In 2021 the Lieutenant Governor of Alberta Arts Awards Foundation provided $3,000 to each of our 2021 Distinguished Artists which they could gift to an artist of their choice. This gift acknowledges the challenges artists have faced throughout the pandemic. We’re thrilled to introduce three outstanding artists making an impact on Alberta today and creating ‘art to live in COVID times’.
2021 Distinguished Artist Faye HeavyShield selected contemporary urban muralist AJA Louden for recognition. HeavyShield describes Louden’s artwork as ‘vibrant and visually brightening’.
“It is what the art reflects that has the most impact,” HeavyShield explains. “He engages community with such energy. His projects invite the viewer and the public at large to share the lens.”
AJA has been making art for years and as a full-time artist and art maker for the past five. “In my teens I was attracted to the hip hop culture, graffiti, and unsanctioned public art. These are interesting subsets of public art and valid ways to engage the public” says Louden. His current work is driven primarily by commissions for large scale murals and can be seen on brick walls, in transit stations, alley ways, on buildings and fences. AJA relies on an extensive consultative process to realize the vision of those commissioning one of his murals. “An active translation occurs where we use the language of the art to accurately reflect them.” As such, these past 22 months have been tough on artists working with community or with any group of people. “Our ways of gathering have been so limited.” But Louden has also found time to observe and reflect.
As artists we have the opportunity to observe how people manage in times like these. It tells us a lot about who we are – and I hope my works also reflect some of these learnings back to the viewer. AJA Louden
Helen Belay is a theatre artist who graduated from the U of A theatre program in 2019. She launched immediately into an active professional career which was abruptly cut short when the pandemic was declared.
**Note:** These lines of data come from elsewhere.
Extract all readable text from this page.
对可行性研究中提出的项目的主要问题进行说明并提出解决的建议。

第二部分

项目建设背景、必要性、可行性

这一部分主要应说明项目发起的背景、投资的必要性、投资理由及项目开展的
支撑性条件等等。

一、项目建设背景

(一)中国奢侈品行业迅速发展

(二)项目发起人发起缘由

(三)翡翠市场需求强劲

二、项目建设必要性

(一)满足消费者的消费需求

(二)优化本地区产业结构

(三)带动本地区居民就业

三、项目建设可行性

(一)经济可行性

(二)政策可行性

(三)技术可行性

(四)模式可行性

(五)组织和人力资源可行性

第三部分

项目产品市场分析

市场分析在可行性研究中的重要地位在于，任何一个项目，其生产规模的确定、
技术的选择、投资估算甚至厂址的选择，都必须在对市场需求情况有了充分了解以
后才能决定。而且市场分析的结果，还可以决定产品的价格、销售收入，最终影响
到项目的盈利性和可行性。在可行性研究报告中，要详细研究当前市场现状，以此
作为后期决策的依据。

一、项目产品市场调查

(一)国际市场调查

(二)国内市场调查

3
She turned the initial shock and uncertainty around the shutdowns into, in her words “making art that can live in COVID.” She workshopped plays via Zoom, staged readings, performed theatre outdoors, started working on a podcast focused on history and the arts, and discovered a beautiful community of inspiring artists along the way. Belay says the essential nature of art became more clear to her during the pandemic: “We have a hunger for story, a hunger for connection. As a performer, you are putting an idea out to the audience with a hope that it can lead to a better understanding of others.”
In November 2021, Belay finished a run playing Lucy in The Fiancée at Edmonton’s Citadel Theatre. She has several other projects on the go. “I’ve had a lot of time to think, and process and consider what I want my practice to look like. The stories I am interested in telling, and the values I hold dear to me in my work.”
Of this opportunity to support Belay, Distinguished Artist Cheryl Foggo says “An artist’s life is precarious at the best of times and losing months of work to COVID has left artists, especially theatre artists, financially struggling.” We hope for better days ahead….
Lisa La Touche
Lisa La Touche left Alberta to pursue a busy professional dance career in the US, but when the pandemic hit she moved back to Calgary with her infant son and discovered a receptive, supportive and progressive dance community she has embraced. She is part of an incubator program at Arts Commons and is collaborating with artists on several projects.
Distinguished Artist Vicki Adams Willis says “I am absolutely delighted that Lisa has relocated to Alberta and I want to support her through this brave transition.”
Since 2006, New York City had been home to La Touche and proved a great nexus for her busy dance career. But the nature of a dance career was gig to gig, and very transient. “It sometimes felt like living in the lobby of a big hotel – with everyone just passing through…” Her decision to move back to Calgary in early 2020 has actually given her a different lens to see the arts through, and the impetus to design ways to connect with the city’s progressive artists and arts communities. “I’m really excited to be here. Calgary is so progressive and everyone just wants to move forward,” says La Touche. The gift award means so much to La Touche, “I feel I can strategize now, collect my thoughts, and continue to look for new ways to do my art and be of greater service to my arts community here.”